Frequently Asked Questions

Education and Training Team

Raed Dweik, MD, KL2 Program Director 
Beth Spyke, MPA, KL2 Research Education & Training Program Manager

Clifford Harding, MD, TL1 Program Director
Diane Dowd, PhD, TL1 Training Program Administrative Director 

*2023 K12 Awards are contingent upon the CTSC’s NIH grant renewal. The CTSC will be notified of its renewal funding towards the end of May 2023. If funded, K12 Scholars would be able to begin on or around July 1, 2023.

Q: For whom is this training program designed?
A: Physicians, dentists, nurses, epidemiologists, biostatisticians, engineers, social scientists or other health professionals with M.D., Ph.D., DDS, PsyD, Pharm MD or equivalent degrees who aspire to focus on clinical research in their careers. 

Q: What is the purpose of the program? 
A: The purpose of this NIH-funded program is to train the next generation of clinical research leaders to be capable of leading multidisciplinary, team based research & to "produce" clinical/translational investigators who will succeed in competing for competitive research funding. This program emphasizes team based, multidisciplinary, clinical research.

Q: How is clinical research defined in this multidisciplinary training program? 
A: The program's intent is to support the early career development of clinical researchers from a variety of disciplines engaged in all types of clinical research.
NIH defines Clinical Research as:

  1. Patient-oriented research. Research conducted with human subjects (or on material of human origin such as tissues, specimens and cognitive phenomena) for which an investigator (or colleague) directly interacts with human subjects.
    • This area of research includes:
      • Mechanisms of human disease
      • Therapeutic interventions
      • Clinical trials
      • Development of new technologies
  2. Epidemiologic and behavioral studies. 
  3. Outcomes research and health services research.
    • Excluded from this definition are in vitro studies that utilize human tissues but do not deal directly with patients.

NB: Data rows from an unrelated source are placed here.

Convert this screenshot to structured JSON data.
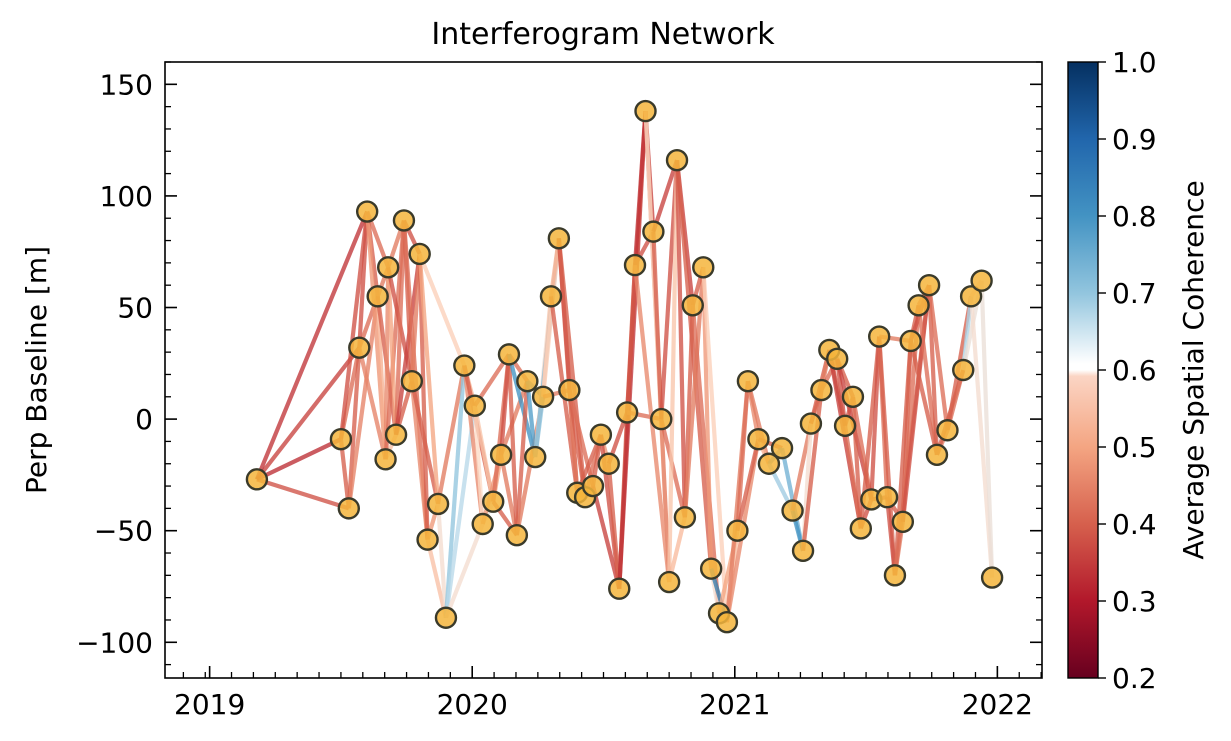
{
  "chart_data": {
    "type": "scatter",
    "title": "Interferogram Network",
    "xlabel": "",
    "ylabel": "Perp Baseline [m]",
    "xlim": [
      2018.83,
      2022.17
    ],
    "ylim": [
      -116,
      160
    ],
    "x_ticks": [
      2019,
      2020,
      2021,
      2022
    ],
    "x_tick_labels": [
      "2019",
      "2020",
      "2021",
      "2022"
    ],
    "y_ticks": [
      -100,
      -50,
      0,
      50,
      100,
      150
    ],
    "y_tick_labels": [
      "−100",
      "−50",
      "0",
      "50",
      "100",
      "150"
    ],
    "grid": false,
    "colorbar": {
      "label": "Average Spatial Coherence",
      "range": [
        0.2,
        1.0
      ],
      "ticks": [
        "0.2",
        "0.3",
        "0.4",
        "0.5",
        "0.6",
        "0.7",
        "0.8",
        "0.9",
        "1.0"
      ],
      "colormap": "RdBu (masked white at 0.7)"
    },
    "marker_fill": "#f5b53c",
    "marker_edge": "#3a3a2a",
    "points": [
      [
        2019.18,
        -27
      ],
      [
        2019.5,
        -9
      ],
      [
        2019.53,
        -40
      ],
      [
        2019.57,
        32
      ],
      [
        2019.6,
        93
      ],
      [
        2019.64,
        55
      ],
      [
        2019.67,
        -18
      ],
      [
        2019.68,
        68
      ],
      [
        2019.71,
        -7
      ],
      [
        2019.74,
        89
      ],
      [
        2019.77,
        17
      ],
      [
        2019.8,
        74
      ],
      [
        2019.83,
        -54
      ],
      [
        2019.87,
        -38
      ],
      [
        2019.9,
        -89
      ],
      [
        2019.97,
        24
      ],
      [
        2020.01,
        6
      ],
      [
        2020.04,
        -47
      ],
      [
        2020.08,
        -37
      ],
      [
        2020.11,
        -16
      ],
      [
        2020.14,
        29
      ],
      [
        2020.17,
        -52
      ],
      [
        2020.21,
        17
      ],
      [
        2020.24,
        -17
      ],
      [
        2020.27,
        10
      ],
      [
        2020.3,
        55
      ],
      [
        2020.33,
        81
      ],
      [
        2020.37,
        13
      ],
      [
        2020.4,
        -33
      ],
      [
        2020.43,
        -35
      ],
      [
        2020.46,
        -30
      ],
      [
        2020.49,
        -7
      ],
      [
        2020.52,
        -20
      ],
      [
        2020.56,
        -76
      ],
      [
        2020.59,
        3
      ],
      [
        2020.62,
        69
      ],
      [
        2020.66,
        138
      ],
      [
        2020.69,
        84
      ],
      [
        2020.72,
        0
      ],
      [
        2020.75,
        -73
      ],
      [
        2020.78,
        116
      ],
      [
        2020.81,
        -44
      ],
      [
        2020.84,
        51
      ],
      [
        2020.88,
        68
      ],
      [
        2020.91,
        -67
      ],
      [
        2020.94,
        -87
      ],
      [
        2020.97,
        -91
      ],
      [
        2021.01,
        -50
      ],
      [
        2021.05,
        17
      ],
      [
        2021.09,
        -9
      ],
      [
        2021.13,
        -20
      ],
      [
        2021.18,
        -13
      ],
      [
        2021.22,
        -41
      ],
      [
        2021.26,
        -59
      ],
      [
        2021.29,
        -2
      ],
      [
        2021.33,
        13
      ],
      [
        2021.36,
        31
      ],
      [
        2021.39,
        27
      ],
      [
        2021.42,
        -3
      ],
      [
        2021.45,
        10
      ],
      [
        2021.48,
        -49
      ],
      [
        2021.52,
        -36
      ],
      [
        2021.55,
        37
      ],
      [
        2021.58,
        -35
      ],
      [
        2021.61,
        -70
      ],
      [
        2021.64,
        -46
      ],
      [
        2021.67,
        35
      ],
      [
        2021.7,
        51
      ],
      [
        2021.74,
        60
      ],
      [
        2021.77,
        -16
      ],
      [
        2021.81,
        -5
      ],
      [
        2021.87,
        22
      ],
      [
        2021.9,
        55
      ],
      [
        2021.94,
        62
      ],
      [
        2021.98,
        -71
      ]
    ],
    "edges": [
      [
        0,
        1,
        0.33
      ],
      [
        0,
        2,
        0.38
      ],
      [
        0,
        3,
        0.36
      ],
      [
        0,
        4,
        0.34
      ],
      [
        1,
        2,
        0.4
      ],
      [
        1,
        3,
        0.42
      ],
      [
        1,
        4,
        0.38
      ],
      [
        2,
        3,
        0.4
      ],
      [
        2,
        5,
        0.45
      ],
      [
        3,
        4,
        0.38
      ],
      [
        3,
        5,
        0.42
      ],
      [
        3,
        6,
        0.45
      ],
      [
        4,
        5,
        0.4
      ],
      [
        4,
        6,
        0.48
      ],
      [
        4,
        7,
        0.42
      ],
      [
        5,
        6,
        0.52
      ],
      [
        5,
        7,
        0.44
      ],
      [
        5,
        8,
        0.4
      ],
      [
        6,
        7,
        0.46
      ],
      [
        6,
        8,
        0.55
      ],
      [
        6,
        9,
        0.42
      ],
      [
        7,
        8,
        0.5
      ],
      [
        7,
        9,
        0.44
      ],
      [
        7,
        10,
        0.38
      ],
      [
        8,
        9,
        0.42
      ],
      [
        8,
        10,
        0.4
      ],
      [
        8,
        11,
        0.36
      ],
      [
        9,
        10,
        0.4
      ],
      [
        9,
        11,
        0.38
      ],
      [
        9,
        12,
        0.42
      ],
      [
        10,
        11,
        0.44
      ],
      [
        10,
        12,
        0.46
      ],
      [
        10,
        13,
        0.4
      ],
      [
        11,
        12,
        0.4
      ],
      [
        11,
        13,
        0.5
      ],
      [
        11,
        15,
        0.58
      ],
      [
        12,
        13,
        0.48
      ],
      [
        12,
        14,
        0.55
      ],
      [
        13,
        14,
        0.62
      ],
      [
        13,
        15,
        0.44
      ],
      [
        14,
        15,
        0.8
      ],
      [
        14,
        16,
        0.74
      ],
      [
        14,
        17,
        0.62
      ],
      [
        15,
        16,
        0.52
      ],
      [
        15,
        17,
        0.46
      ],
      [
        15,
        18,
        0.4
      ],
      [
        16,
        17,
        0.6
      ],
      [
        16,
        18,
        0.56
      ],
      [
        16,
        20,
        0.42
      ],
      [
        17,
        18,
        0.64
      ],
      [
        17,
        19,
        0.48
      ],
      [
        18,
        19,
        0.5
      ],
      [
        18,
        20,
        0.42
      ],
      [
        18,
        21,
        0.4
      ],
      [
        19,
        20,
        0.38
      ],
      [
        19,
        21,
        0.44
      ],
      [
        19,
        22,
        0.44
      ],
      [
        20,
        21,
        0.4
      ],
      [
        20,
        22,
        0.42
      ],
      [
        20,
        23,
        0.9
      ],
      [
        21,
        22,
        0.4
      ],
      [
        21,
        24,
        0.44
      ],
      [
        22,
        23,
        0.88
      ],
      [
        22,
        24,
        0.86
      ],
      [
        23,
        24,
        0.8
      ],
      [
        23,
        25,
        0.62
      ],
      [
        23,
        26,
        0.82
      ],
      [
        24,
        25,
        0.56
      ],
      [
        24,
        26,
        0.58
      ],
      [
        24,
        27,
        0.44
      ],
      [
        25,
        26,
        0.52
      ],
      [
        25,
        28,
        0.4
      ],
      [
        26,
        27,
        0.42
      ],
      [
        26,
        28,
        0.38
      ],
      [
        26,
        29,
        0.4
      ],
      [
        27,
        28,
        0.44
      ],
      [
        27,
        29,
        0.4
      ],
      [
        27,
        30,
        0.42
      ],
      [
        28,
        29,
        0.46
      ],
      [
        28,
        31,
        0.4
      ],
      [
        29,
        30,
        0.44
      ],
      [
        29,
        31,
        0.42
      ],
      [
        30,
        31,
        0.4
      ],
      [
        30,
        33,
        0.36
      ],
      [
        31,
        32,
        0.48
      ],
      [
        31,
        33,
        0.38
      ],
      [
        32,
        33,
        0.4
      ],
      [
        32,
        34,
        0.38
      ],
      [
        33,
        34,
        0.4
      ],
      [
        33,
        35,
        0.36
      ],
      [
        33,
        36,
        0.34
      ],
      [
        34,
        35,
        0.4
      ],
      [
        34,
        36,
        0.38
      ],
      [
        34,
        38,
        0.42
      ],
      [
        35,
        36,
        0.34
      ],
      [
        35,
        37,
        0.38
      ],
      [
        35,
        39,
        0.46
      ],
      [
        36,
        37,
        0.36
      ],
      [
        36,
        38,
        0.4
      ],
      [
        36,
        39,
        0.6
      ],
      [
        37,
        38,
        0.4
      ],
      [
        37,
        40,
        0.36
      ],
      [
        38,
        39,
        0.44
      ],
      [
        38,
        40,
        0.38
      ],
      [
        38,
        41,
        0.42
      ],
      [
        39,
        40,
        0.56
      ],
      [
        39,
        41,
        0.54
      ],
      [
        40,
        41,
        0.38
      ],
      [
        40,
        42,
        0.36
      ],
      [
        40,
        44,
        0.4
      ],
      [
        41,
        42,
        0.4
      ],
      [
        41,
        43,
        0.44
      ],
      [
        42,
        43,
        0.4
      ],
      [
        42,
        45,
        0.42
      ],
      [
        43,
        44,
        0.48
      ],
      [
        43,
        46,
        0.58
      ],
      [
        44,
        45,
        0.62
      ],
      [
        44,
        46,
        0.92
      ],
      [
        45,
        46,
        0.56
      ],
      [
        45,
        47,
        0.5
      ],
      [
        46,
        47,
        0.54
      ],
      [
        46,
        48,
        0.44
      ],
      [
        46,
        49,
        0.46
      ],
      [
        47,
        48,
        0.42
      ],
      [
        47,
        49,
        0.4
      ],
      [
        48,
        49,
        0.46
      ],
      [
        48,
        50,
        0.44
      ],
      [
        49,
        50,
        0.52
      ],
      [
        49,
        51,
        0.4
      ],
      [
        50,
        51,
        0.86
      ],
      [
        50,
        52,
        0.78
      ],
      [
        51,
        53,
        0.84
      ],
      [
        52,
        53,
        0.9
      ],
      [
        52,
        54,
        0.44
      ],
      [
        53,
        54,
        0.62
      ],
      [
        53,
        55,
        0.4
      ],
      [
        54,
        55,
        0.42
      ],
      [
        54,
        56,
        0.4
      ],
      [
        55,
        56,
        0.44
      ],
      [
        55,
        57,
        0.42
      ],
      [
        56,
        57,
        0.38
      ],
      [
        56,
        58,
        0.4
      ],
      [
        56,
        60,
        0.36
      ],
      [
        57,
        58,
        0.38
      ],
      [
        57,
        59,
        0.4
      ],
      [
        57,
        61,
        0.36
      ],
      [
        58,
        59,
        0.38
      ],
      [
        58,
        60,
        0.42
      ],
      [
        59,
        60,
        0.4
      ],
      [
        59,
        61,
        0.42
      ],
      [
        60,
        61,
        0.38
      ],
      [
        60,
        62,
        0.4
      ],
      [
        61,
        62,
        0.38
      ],
      [
        61,
        63,
        0.4
      ],
      [
        62,
        63,
        0.42
      ],
      [
        62,
        64,
        0.4
      ],
      [
        62,
        66,
        0.44
      ],
      [
        63,
        64,
        0.38
      ],
      [
        63,
        65,
        0.4
      ],
      [
        64,
        65,
        0.44
      ],
      [
        64,
        66,
        0.4
      ],
      [
        64,
        68,
        0.42
      ],
      [
        65,
        66,
        0.4
      ],
      [
        65,
        67,
        0.42
      ],
      [
        65,
        68,
        0.38
      ],
      [
        66,
        67,
        0.4
      ],
      [
        66,
        68,
        0.38
      ],
      [
        66,
        69,
        0.4
      ],
      [
        67,
        68,
        0.44
      ],
      [
        67,
        69,
        0.42
      ],
      [
        68,
        69,
        0.4
      ],
      [
        68,
        70,
        0.42
      ],
      [
        69,
        70,
        0.44
      ],
      [
        69,
        71,
        0.4
      ],
      [
        70,
        71,
        0.42
      ],
      [
        70,
        72,
        0.4
      ],
      [
        71,
        72,
        0.76
      ],
      [
        71,
        73,
        0.64
      ],
      [
        72,
        73,
        0.6
      ],
      [
        72,
        74,
        0.62
      ],
      [
        73,
        74,
        0.64
      ]
    ]
  }
}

In other words, clinical or patient-oriented research is research in which it is necessary to know the identity of the patients from whom the cells or tissues under study are derived. 
  4. This grant stands apart from others because of its focus on the multidisciplinary aspect of the clinical researchers whose research may include patient-oriented research, translational research, small- and large-scale clinical investigation and trials, and epidemiologic and natural history studies.

Q: Who are the participating institutions? 
A: The schools and colleges of Case Western Reserve University (CWRU), in close collaboration with CWRU-affiliated academic medical centers -- Cleveland Clinic, University Hospitals of Cleveland, MetroHealth Medical Center and the Louis Stokes Cleveland VA Medical Center.

Q: What is the duration of the training period? 
A: Depending upon the CR Scholar, this period will last between 2 and 3 years.

Q: What are the benefits of the program? 
A: Successful candidates will receive salary and benefits commensurate with prior experience and qualifications, a research stipend, and tuition benefits for two to four years.

Q: Will advanced degree(s) be awarded? 
A: On a case-by-case basis.

Q: When is the Letter of Intent (LOI) deadline? 
A: January 16, 2023.

Q: Will I be assigned an adviser when I arrive? 
A: Yes, after acceptance into the program, CR Scholars are assigned two mentors by the program's Steering Committee, and over 100 highly accomplished clinical research mentors are participating in this program (KL2 Mentor Roster).

Q: How do I select mentors? 
A: After you arrive, an advisory committee will assist you in selecting appropriate mentors, taking into consideration your goals and the clinical investigators affiliated with this program. CR Scholars will interview with potential mentors during their first few weeks on campus, prior to making their selection.